Episode 9 - Eastern Shore, VA: Oysters and 
Virginia’s Eastern Shore is one of timeless tradition and continuous environmental change. Discover Tangier Island, a fishing village that is sinking into the ocean, and aquafarmers on the Shore supplying the country with shellfish. Oysters and crabs tell the story of this region that is shaped by change – geographic, climate, cultural and personal. 

Episode 10 - Southern Louisiana: Gumbo 
Gumbo, originally from Louisiana, came out of the great diversity of cultures that were present in the area at the time. With African roots, the dish has evolved over time, drawing from French, American, Spanish, and Caribbean influences that represent gumbo as a true melting pot of cultures and cuisine.

Episode 11 - Phoenix, AZ: Frybread
For many Indigenous people, frybread is a dish with a complicated and controversial past: it is a symbol of perseverance and pain, but also a part of their culinary story. Now, some tribal members in Arizona are finding that looking back is the best way forward -- reconnecting with the foods, traditions and ceremonies that tie them to their ancestors and help their communities thrive.

Episode 12 - Greenville, MS: Tamales 
Tamales have a long -- and somewhat contested -- history in the American South. They are an enduring food of the Mississippi Delta, perhaps hundreds of years old, and are also intricately tied to the Blues born in the region. A unique type, the Hot Tamales, are often served in Blues clubs and sung about in Blues songs, but what exactly is the cultural connection between the music and food?

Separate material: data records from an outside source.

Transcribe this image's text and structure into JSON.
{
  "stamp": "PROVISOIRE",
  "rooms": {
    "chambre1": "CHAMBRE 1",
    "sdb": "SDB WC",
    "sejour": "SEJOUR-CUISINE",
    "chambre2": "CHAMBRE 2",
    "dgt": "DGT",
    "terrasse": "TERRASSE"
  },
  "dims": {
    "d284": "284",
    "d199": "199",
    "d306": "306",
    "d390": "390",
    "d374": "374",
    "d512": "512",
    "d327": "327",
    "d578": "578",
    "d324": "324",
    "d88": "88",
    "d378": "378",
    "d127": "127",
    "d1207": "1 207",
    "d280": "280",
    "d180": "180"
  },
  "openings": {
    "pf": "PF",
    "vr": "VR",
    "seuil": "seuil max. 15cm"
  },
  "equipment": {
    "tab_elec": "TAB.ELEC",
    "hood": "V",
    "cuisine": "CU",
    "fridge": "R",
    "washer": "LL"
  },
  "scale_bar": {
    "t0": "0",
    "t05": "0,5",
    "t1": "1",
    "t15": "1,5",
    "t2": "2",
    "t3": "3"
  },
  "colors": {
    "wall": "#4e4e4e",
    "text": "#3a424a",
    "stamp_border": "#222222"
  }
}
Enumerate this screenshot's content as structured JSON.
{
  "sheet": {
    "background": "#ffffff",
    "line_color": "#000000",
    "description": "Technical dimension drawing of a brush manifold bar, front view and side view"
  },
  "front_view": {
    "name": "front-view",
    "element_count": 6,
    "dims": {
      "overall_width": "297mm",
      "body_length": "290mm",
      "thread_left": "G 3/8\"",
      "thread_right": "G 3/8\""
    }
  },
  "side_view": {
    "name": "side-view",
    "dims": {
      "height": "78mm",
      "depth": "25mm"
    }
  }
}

Episode 13 - Oklahoma/Route 66: The Onion Fried Burger
Invented during the Great Depression as a way to offset the cost of beef, the onion fried burger has become a beloved staple of El Reno, Oklahoma. On Route 66 and known as the Crossroads of America, this small town has big personality, and the restaurants serving this iconic dish have served as the heartbeat of the community through all of the ups and downs.